A razão é que, infelizmente, naquele ano de 1955 ocorreu a maior tragédia da história do automobilismo durante a 24 Horas de Le Mans, atingindo diretamente a marca da estrela de três pontas. O fato assombroso ocorreu logo na segunda hora da corrida, quando o Mercedes-Benz 300 SLR – aquele mesmo modelo W196 S que conquistaria o Mundial de Carros Esportivos -, conduzido pelo francês Pierre Levegh, colidiu contra a traseira do Austin-Healey 100 de Lance Macklin, que serviu de rampa para lançar o carro alemão sobre a área reservada ao público, lotada de espectadores.
Como resultado do choque e do incêndio que se seguiu, 84 pessoas perderam a vida, incluindo o próprio Levegh. A prova continuou, mas por volta da metade do percurso, a Mercedes tomou a decisão de recolher os outros dois 300 SLR, um deles pilotado por Fangio e Moss. Ao final da temporada, depois de conquistar mais duas vitórias além da Mille Miglia, todas com Moss, garantindo o título de construtores, a marca afastou-se do esporte a motor indefinidamente – medida que só foi revogada mais três décadas depois, em 1989.
De volta a 1955, o cancelamento de todo o programa de competições da Mercedes foi fatal para o futuro do 300 SLR Coupé. No entanto, apesar da ausência das corridas, o esportivo mais rápido de sua época não foi condenado ao silêncio.

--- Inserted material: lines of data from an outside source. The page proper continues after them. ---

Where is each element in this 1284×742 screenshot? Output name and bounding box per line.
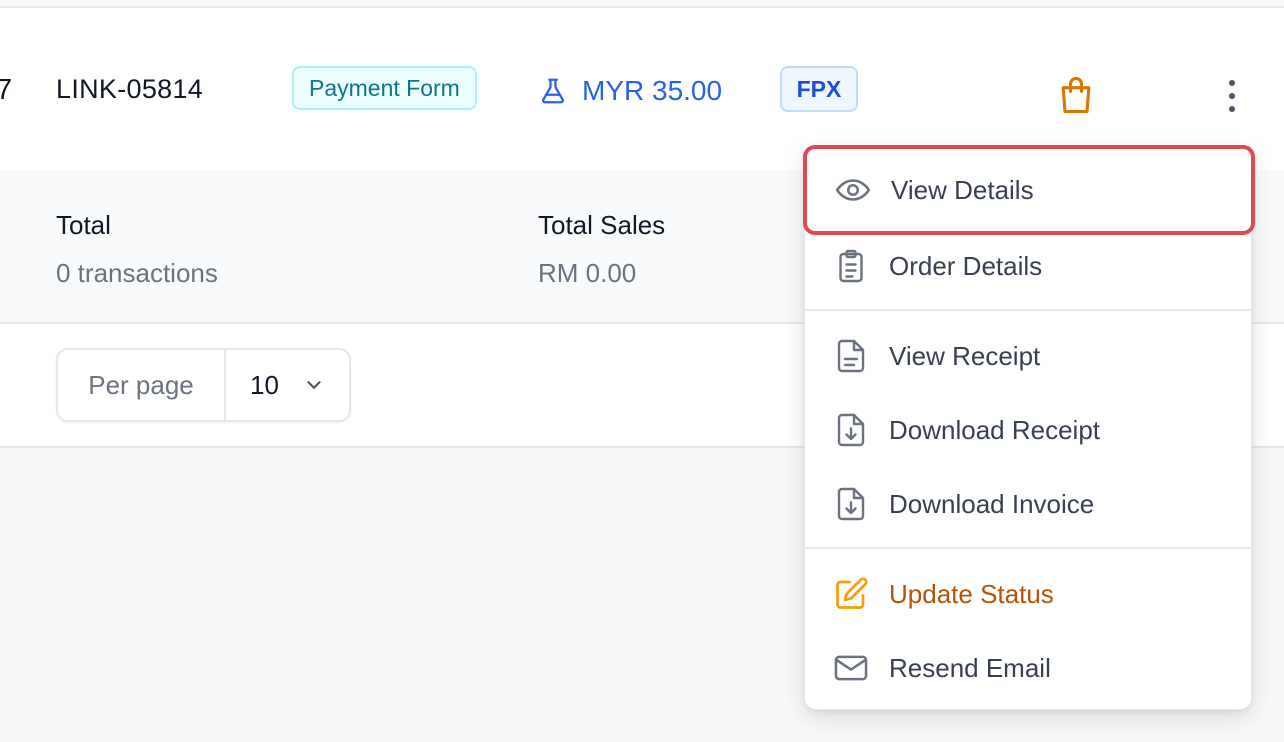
edit-icon — [831, 574, 871, 614]
link-id: LINK-05814 — [56, 74, 204, 104]
total-sales-label: Total Sales — [538, 210, 666, 240]
menu-item-label: Resend Email — [889, 652, 1051, 683]
mail-icon — [831, 648, 871, 688]
truncated-cell: 7 — [0, 74, 13, 106]
menu-item-label: Download Receipt — [889, 414, 1101, 445]
file-icon — [831, 336, 871, 376]
file-download-icon — [831, 484, 871, 524]
type-badge: Payment Form — [292, 66, 477, 110]
menu-item-label: View Receipt — [889, 340, 1041, 371]
payment-method-badge: FPX — [780, 66, 858, 112]
flask-icon — [542, 78, 564, 104]
file-download-icon — [831, 410, 871, 450]
shopping-bag-icon — [1061, 77, 1091, 114]
menu-item-order-details[interactable]: Order Details — [805, 229, 1251, 303]
more-actions-button[interactable] — [1216, 74, 1248, 118]
menu-item-label: Update Status — [889, 578, 1054, 609]
total-value: 0 transactions — [56, 258, 218, 288]
clipboard-icon — [831, 246, 871, 286]
menu-item-view-receipt[interactable]: View Receipt — [805, 319, 1251, 393]
total-sales-value: RM 0.00 — [538, 258, 637, 288]
per-page-label: Per page — [58, 350, 226, 420]
menu-divider — [805, 309, 1251, 311]
per-page-value: 10 — [250, 369, 279, 400]
menu-item-view-details[interactable]: View Details — [803, 145, 1255, 235]
dot-icon — [1229, 106, 1235, 112]
menu-item-label: View Details — [891, 174, 1034, 205]
menu-divider — [805, 547, 1251, 549]
amount-value: MYR 35.00 — [582, 75, 723, 106]
total-label: Total — [56, 210, 111, 240]
menu-item-download-receipt[interactable]: Download Receipt — [805, 393, 1251, 467]
dot-icon — [1229, 93, 1235, 99]
per-page-select[interactable]: 10 — [226, 370, 349, 401]
chevron-down-icon — [307, 381, 321, 389]
menu-item-download-invoice[interactable]: Download Invoice — [805, 467, 1251, 541]
menu-item-update-status[interactable]: Update Status — [805, 557, 1251, 631]
amount: MYR 35.00 — [538, 71, 722, 111]
menu-item-label: Download Invoice — [889, 488, 1095, 519]
row-actions-menu: View Details Order Details View Receipt … — [803, 145, 1255, 710]
menu-item-label: Order Details — [889, 250, 1043, 281]
dot-icon — [1229, 80, 1235, 86]
menu-item-resend-email[interactable]: Resend Email — [805, 631, 1251, 705]
per-page-control: Per page 10 — [56, 348, 351, 422]
eye-icon — [833, 170, 873, 210]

Pelo contrário: Uhlenhaut teve autorização da fábrica para utilizar o “Azul” como o próprio carro de trabalho. E, ao longo desse período, diz-se que ele completou o trajeto de 220 quilômetros entre Stuttgart e Munique em cerca de uma hora. Como não havia radares naquele tempo e o engenheiro/piloto de testes sabia como ninguém extrair o máximo de sua criação, não por que duvidar.
A venda do 300 SLR Uhlenhaut Coupé “Vermelho” ocorreu no dia 5 de maio em um evento realizado no Museu Mercedes-Benz em cooperação com o renomado leiloeiro RM Sotheby’s. Os convidados estavam entre os clientes selecionados da marca alemã e colecionadores internacionais de carros e arte.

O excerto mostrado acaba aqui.